Diskriminierung: Teilzeitkräften steht eine höhere Vergütung zu

Eine tarifvertragliche Regelung, die unabhängig von der individuellen Arbeitszeit für Überstundenzuschläge das Überschreiten der regelmäßigen Arbeitszeit eines Vollzeitbeschäftigten voraussetzt, behandelt Teilzeitkräfte schlechter als Vollzeitbeschäftigte. Sie verstößt gegen das Verbot der Diskriminierung, wenn die in ihr liegende Ungleichbehandlung nicht durch sachliche Gründe gerechtfertigt ist. Fehlen diese Gründe, liegt regelmäßig auch ein Verstoß gegen das Allgemeine Gleichbehandlungsgesetz vor, wenn innerhalb der betroffenen Gruppe der Teilzeitbeschäftigten erheblich mehr Frauen als Männer vertreten sind.
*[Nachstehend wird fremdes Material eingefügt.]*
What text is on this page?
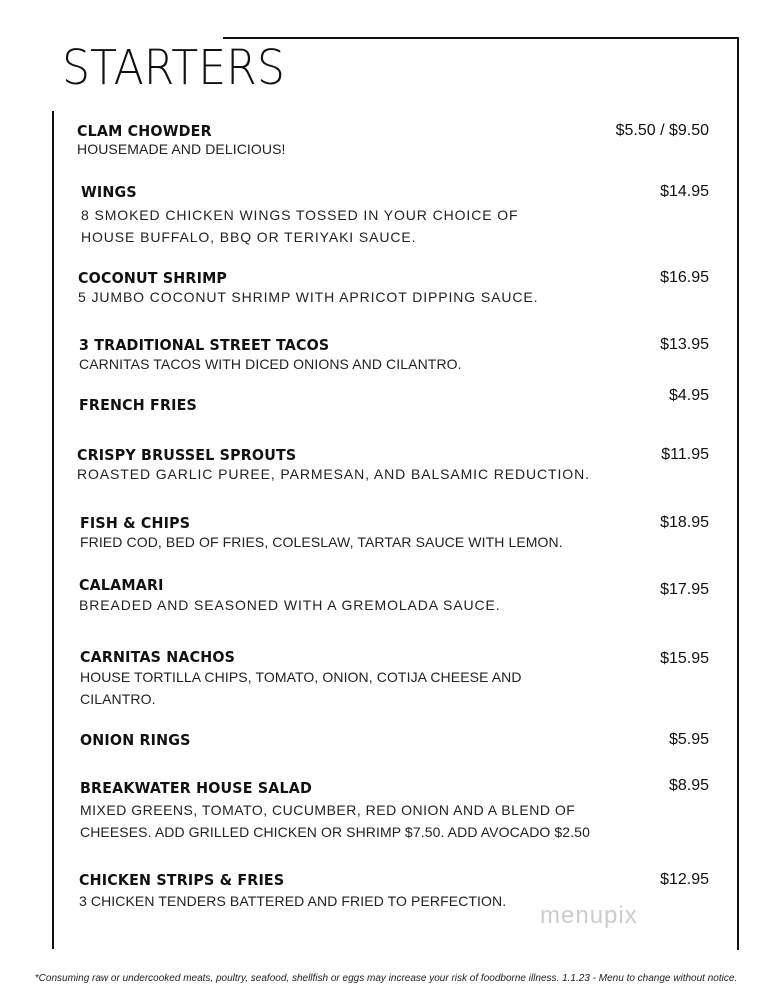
STARTERS
CLAM CHOWDER	$5.50 / $9.50
HOUSEMADE AND DELICIOUS!
WINGS	$14.95
8 SMOKED CHICKEN WINGS TOSSED IN YOUR CHOICE OF
HOUSE BUFFALO, BBQ OR TERIYAKI SAUCE.
COCONUT SHRIMP	$16.95
5 JUMBO COCONUT SHRIMP WITH APRICOT DIPPING SAUCE.
3 TRADITIONAL STREET TACOS	$13.95
CARNITAS TACOS WITH DICED ONIONS AND CILANTRO.
FRENCH FRIES
$4.95
CRISPY BRUSSEL SPROUTS	$11.95
ROASTED GARLIC PUREE, PARMESAN, AND BALSAMIC REDUCTION.
FISH & CHIPS	$18.95
FRIED COD, BED OF FRIES, COLESLAW, TARTAR SAUCE WITH LEMON.
CALAMARI	$17.95
BREADED AND SEASONED WITH A GREMOLADA SAUCE.
CARNITAS NACHOS	$15.95
HOUSE TORTILLA CHIPS, TOMATO, ONION, COTIJA CHEESE AND
CILANTRO.
ONION RINGS	$5.95
BREAKWATER HOUSE SALAD	$8.95
MIXED GREENS, TOMATO, CUCUMBER, RED ONION AND A BLEND OF
CHEESES. ADD GRILLED CHICKEN OR SHRIMP $7.50. ADD AVOCADO $2.50
CHICKEN STRIPS & FRIES	$12.95
3 CHICKEN TENDERS BATTERED AND FRIED TO PERFECTION.
menupix
*Consuming raw or undercooked meats, poultry, seafood, shellfish or eggs may increase your risk of foodborne illness. 1.1.23 - Menu to change without notice.
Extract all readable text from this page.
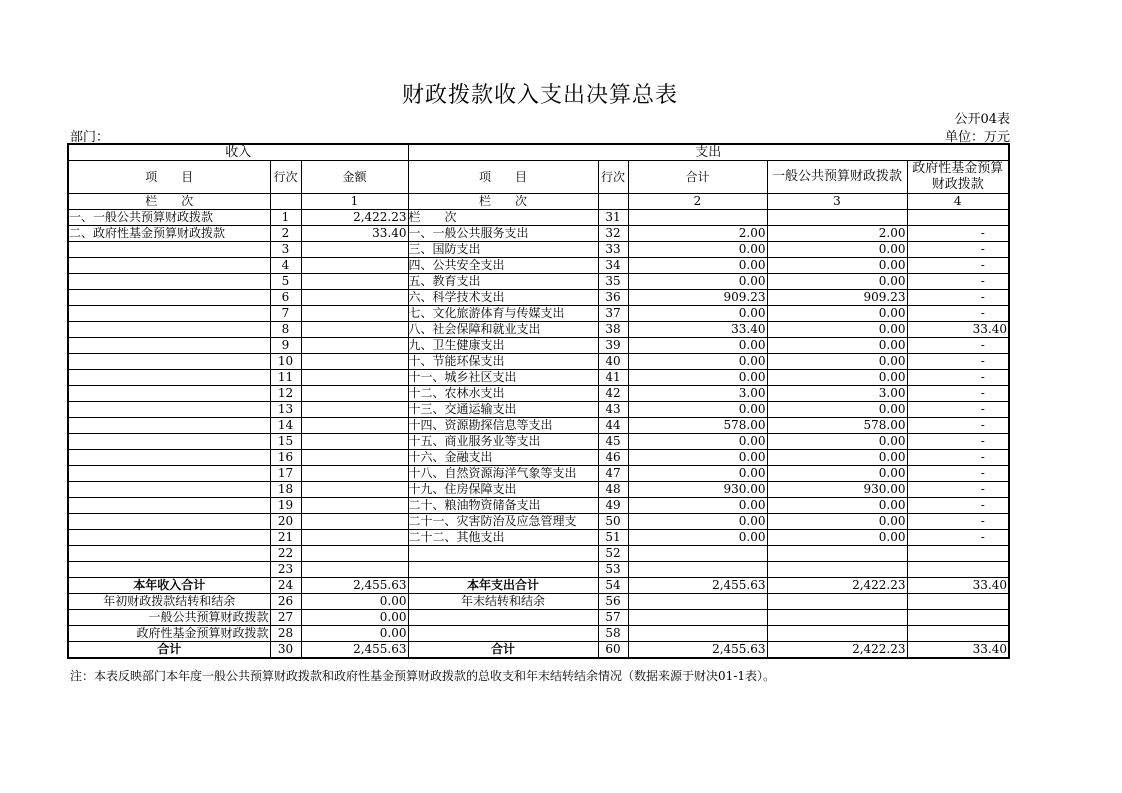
财政拨款收入支出决算总表
公开04表
部门：	单位：万元
收入			支出				
项　　目	行次	金额	项　　目	行次	合计	一般公共预算财政拨款	政府性基金预算财政拨款
栏　　次		1	栏　　次		2	3	4
一、一般公共预算财政拨款	1	2,422.23	栏　　次	31			
二、政府性基金预算财政拨款	2	33.40	一、一般公共服务支出	32	2.00	2.00	-
	3		三、国防支出	33	0.00	0.00	-
	4		四、公共安全支出	34	0.00	0.00	-
	5		五、教育支出	35	0.00	0.00	-
	6		六、科学技术支出	36	909.23	909.23	-
	7		七、文化旅游体育与传媒支出	37	0.00	0.00	-
	8		八、社会保障和就业支出	38	33.40	0.00	33.40
	9		九、卫生健康支出	39	0.00	0.00	-
	10		十、节能环保支出	40	0.00	0.00	-
	11		十一、城乡社区支出	41	0.00	0.00	-
	12		十二、农林水支出	42	3.00	3.00	-
	13		十三、交通运输支出	43	0.00	0.00	-
	14		十四、资源勘探信息等支出	44	578.00	578.00	-
	15		十五、商业服务业等支出	45	0.00	0.00	-
	16		十六、金融支出	46	0.00	0.00	-
	17		十八、自然资源海洋气象等支出	47	0.00	0.00	-
	18		十九、住房保障支出	48	930.00	930.00	-
	19		二十、粮油物资储备支出	49	0.00	0.00	-
	20		二十一、灾害防治及应急管理支	50	0.00	0.00	-
	21		二十二、其他支出	51	0.00	0.00	-
	22			52			
	23			53			
本年收入合计	24	2,455.63	本年支出合计	54	2,455.63	2,422.23	33.40
年初财政拨款结转和结余	26	0.00	年末结转和结余	56			
一般公共预算财政拨款	27	0.00		57			
政府性基金预算财政拨款	28	0.00		58			
合计	30	2,455.63	合计	60	2,455.63	2,422.23	33.40
注：本表反映部门本年度一般公共预算财政拨款和政府性基金预算财政拨款的总收支和年末结转结余情况（数据来源于财决01-1表）。
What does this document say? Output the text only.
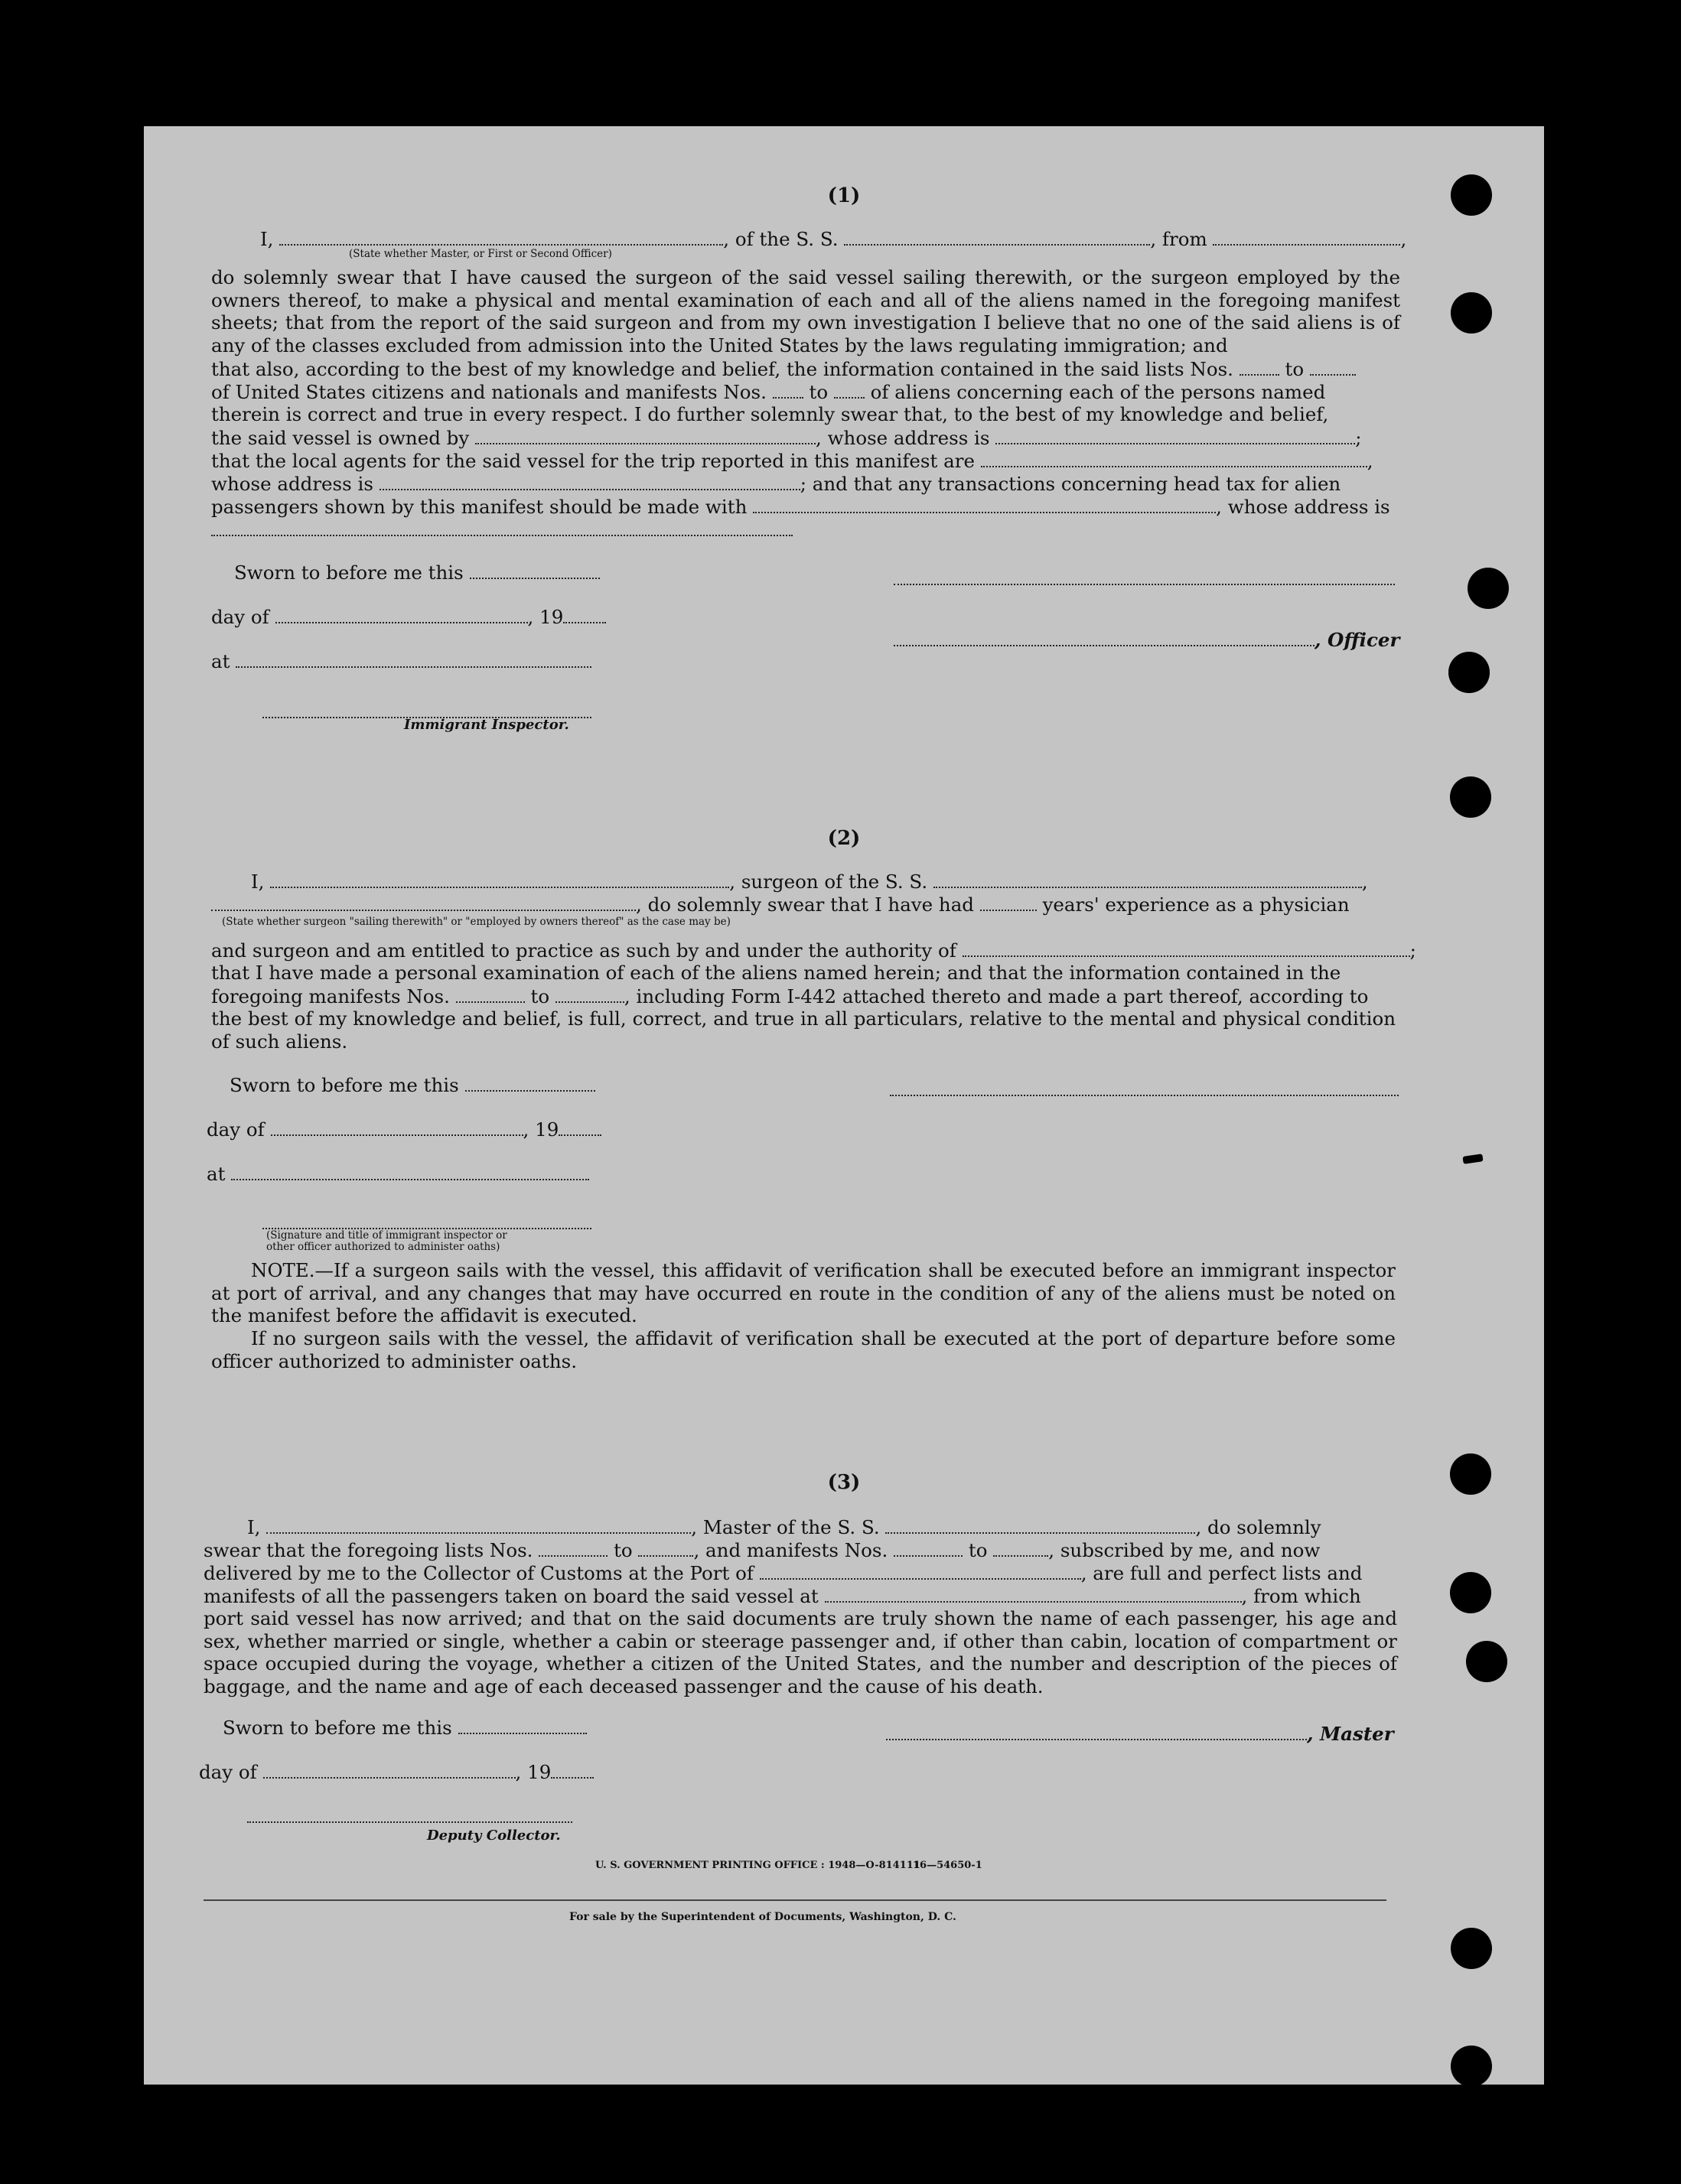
(1)
I,	, of the S. S.	, from	,
(State whether Master, or First or Second Officer)
do solemnly swear that I have caused the surgeon of the said vessel sailing therewith, or the surgeon employed by the owners thereof, to make a physical and mental examination of each and all of the aliens named in the foregoing manifest sheets; that from the report of the said surgeon and from my own investigation I believe that no one of the said aliens is of any of the classes excluded from admission into the United States by the laws regulating immigration; and
that also, according to the best of my knowledge and belief, the information contained in the said lists Nos.	to
of United States citizens and nationals and manifests Nos. to of aliens concerning each of the persons named
therein is correct and true in every respect. I do further solemnly swear that, to the best of my knowledge and belief,
the said vessel is owned by	, whose address is	;
that the local agents for the said vessel for the trip reported in this manifest are	,
whose address is	; and that any transactions concerning head tax for alien
passengers shown by this manifest should be made with	, whose address is
Sworn to before me this
day of	, 19
at
, Officer
Immigrant Inspector.
(2)
I,	, surgeon of the S. S.	,
, do solemnly swear that I have had	years' experience as a physician
(State whether surgeon "sailing therewith" or "employed by owners thereof" as the case may be)
and surgeon and am entitled to practice as such by and under the authority of	;
that I have made a personal examination of each of the aliens named herein; and that the information contained in the
foregoing manifests Nos.	to	, including Form I-442 attached thereto and made a part thereof, according to
the best of my knowledge and belief, is full, correct, and true in all particulars, relative to the mental and physical condition of such aliens.
Sworn to before me this
day of	, 19
at
(Signature and title of immigrant inspector or
other officer authorized to administer oaths)
NOTE.—If a surgeon sails with the vessel, this affidavit of verification shall be executed before an immigrant inspector at port of arrival, and any changes that may have occurred en route in the condition of any of the aliens must be noted on the manifest before the affidavit is executed.
If no surgeon sails with the vessel, the affidavit of verification shall be executed at the port of departure before some officer authorized to administer oaths.
(3)
I,	, Master of the S. S.	, do solemnly
swear that the foregoing lists Nos.	to	, and manifests Nos.	to	, subscribed by me, and now
delivered by me to the Collector of Customs at the Port of	, are full and perfect lists and
manifests of all the passengers taken on board the said vessel at	, from which
port said vessel has now arrived; and that on the said documents are truly shown the name of each passenger, his age and sex, whether married or single, whether a cabin or steerage passenger and, if other than cabin, location of compartment or space occupied during the voyage, whether a citizen of the United States, and the number and description of the pieces of baggage, and the name and age of each deceased passenger and the cause of his death.
Sworn to before me this	, Master
day of	, 19
Deputy Collector.
U. S. GOVERNMENT PRINTING OFFICE : 1948—O-814111
16—54650-1
For sale by the Superintendent of Documents, Washington, D. C.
BAG v. 5.12.2024 - 8 AZR 370/20
Der Sachverhalt:
Der beklagte Arbeitgeber ist ein ambulanter Dialyseanbieter mit mehr als 5.000 Arbeitnehmern. Die Klägerin ist bei ihm als Pflegekraft in Teilzeit im Umfang von 40 % eines Vollzeitbeschäftigten tätig. Auf das Arbeitsverhältnis findet aufgrund arbeitsvertraglicher Bezugnahme der zwischen dem Beklagten und der Gewerkschaft ver.di geschlossene Manteltarifvertrag (MTV) Anwendung. Nach § 10 Ziff. 7 Satz 2 MTV sind demnach mit einem Zuschlag von 30 % zuschlagspflichtig Überstunden, die über die monatliche Arbeitszeit eines vollzeitbeschäftigten Arbeitnehmers hinaus geleistet werden und im jeweiligen Kalendermonat nicht durch Freizeitgewährung ausgeglichen werden können. Alternativ zu einer Auszahlung des Zuschlags ist eine entsprechende Zeitgutschrift im Arbeitszeitkonto vorgesehen.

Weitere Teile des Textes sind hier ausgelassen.